True Story: Bank Books Reveal Depth of Problems

Investors have been heartened to see troubled banks replace leadership or repay bailout money, but they still are finding hard numbers deep in the books that are reinforcing their more surface perceptions of the industry's "haves" and "have-nots."

Concerns about credit quality, depressed returns and the accounting methods applied to hard-to-value assets are holding down price-to-book ratios for some banks, which by this point probably need no reminder of the consequences of poor lending decisions.

Meanwhile, the list of bank stocks trading at or above book value - or total assets minus intangible assets and liabilities - tends to read like a rehash of the companies seen coming through the crisis in a relatively strong position.

"Investors are trying to separate the survivors from those that might be permanently impaired," said Brad Evans, a portfolio manager with Heartland Advisors, a Milwaukee fund manager that specializes in value investing. "You still have banks perceived to have high financial risk because of the employment of debt or leverage in their business model combined with very high perceived operational risk. You put those two things together and that results in very depressed multiples by book value" for stocks inviting the most investor concern.

A low price-to-book ratio sometimes is the sign of a stock that is simply underappreciated by the market.

But that may not be the case for Citigroup Inc. [C], Bank of America Corp. [BAC] and Zions Bancorp [ZION] and other institutions currently trading at steep discounts to book value.

Meanwhile, JPMorgan Chase & Co. [JPM] has a price-to-book ratio of 1.07, meaning shareholders are giving the company full credit for its reported book value, and then some. Wells Fargo & Co. [WFC], U.S. Bancorp [USB], BB&T Corp. [BBT] and New York Community Bancorp are among the other institutions trading at more than one times book value.

Money managers and analysts say that in this environment, bank stocks that trade with low price-to-book ratios most likely are being penalized either for credit quality trouble or low returns. There also is a possibility that stated book values are simply mistrusted by a market that has had a hard time making sense of how banks account for assets, leading investors to dock the share prices of companies suspected of keeping items on the balance sheet at inflated prices.

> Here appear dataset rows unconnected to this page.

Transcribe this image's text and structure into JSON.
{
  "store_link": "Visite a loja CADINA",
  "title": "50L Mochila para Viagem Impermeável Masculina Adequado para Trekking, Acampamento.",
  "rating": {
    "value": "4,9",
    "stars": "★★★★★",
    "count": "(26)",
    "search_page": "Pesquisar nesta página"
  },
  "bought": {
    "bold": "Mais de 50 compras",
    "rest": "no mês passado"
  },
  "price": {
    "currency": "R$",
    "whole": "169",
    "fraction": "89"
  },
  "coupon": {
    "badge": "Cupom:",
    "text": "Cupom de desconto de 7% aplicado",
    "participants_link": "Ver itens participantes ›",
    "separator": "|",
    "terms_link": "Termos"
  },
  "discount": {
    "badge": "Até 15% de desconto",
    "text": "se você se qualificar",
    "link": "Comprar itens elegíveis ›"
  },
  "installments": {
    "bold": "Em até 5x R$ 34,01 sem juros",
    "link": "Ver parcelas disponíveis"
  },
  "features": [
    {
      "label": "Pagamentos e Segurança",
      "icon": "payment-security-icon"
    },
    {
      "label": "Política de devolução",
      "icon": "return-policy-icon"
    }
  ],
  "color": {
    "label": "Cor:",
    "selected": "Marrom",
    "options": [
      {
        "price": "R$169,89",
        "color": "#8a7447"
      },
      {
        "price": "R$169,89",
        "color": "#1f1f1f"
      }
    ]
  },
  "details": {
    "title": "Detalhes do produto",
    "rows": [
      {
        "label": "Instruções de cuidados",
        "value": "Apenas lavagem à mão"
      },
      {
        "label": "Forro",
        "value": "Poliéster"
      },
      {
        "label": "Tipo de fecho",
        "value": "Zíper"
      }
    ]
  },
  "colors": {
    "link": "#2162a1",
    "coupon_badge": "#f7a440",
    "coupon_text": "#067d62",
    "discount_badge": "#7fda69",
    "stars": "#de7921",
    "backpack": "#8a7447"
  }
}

That's the line of demarcation that Joe Peek, a finance professor at the University of Kentucky's Gatton College of Business and Economics, sees in the price-to-book ratios of different bank stocks. He noted that Goldman Sachs Group Inc., which trades at 1.45 times book value, marks nearly all its assets to market. Citi, in comparison, has a mix of assets — some marked to market under fair-value accounting rules and others held at amortized cost. In any case Citi investors have complained they are perplexed as to how the values are determined and whether they can be considered reliable.

Citi's price-to-book value of 0.65 "is saying investors aren't being fooled by the accounting," Peek said. "The banks don't have to mark everything to market, but investors do, so they're marking the banks to market."

Jason Polun, a bank industry analyst at T. Rowe Price Group Inc., agreed that low price-to-book valuations may indicate that "some people out there just don't believe book." But he said skepticism over the accounting used to arrive at book value "was much more of a presssing story in 2007 and 2008, when there was much more of a disclosure issue."

The financial crisis prompted changes in accounting standards that improved the clarity with which banks report asset valuations, Polun said, making skepticism over the veracity of reported book value a smaller, though still plausible, reason for the low price-to-book ratios assigned to certain bank stocks.

A new regulation that brought off-balance-sheet assets onto banks' books this year might have complicated investors' independent calculations of book value, but bank executives were forthcoming enough about the expected effect that many analysts said they remain confident in their book value estimates for banks most heavily affected by the rule change.

That may help banks rebuild faith in their reported numbers. But the best thing a bank can do to lift its price-to-book ratio may be the thing that takes the longest: waiting out the credit cycle and proving that assets suspected of being valued under "delay and pray" or "extend and pretend" — the strategy of reworking loan terms and hoping for the best — are in fact worth their reported values.

"There's a very high level of fear regarding the commercial real estate market and the later-stage credits as we come through the cycle," Heartland's Evans said. "If the credit situation turns out to be less bad than people expect, then I would guess that the banks are probably pretty attractive here" on a price-to-book basis.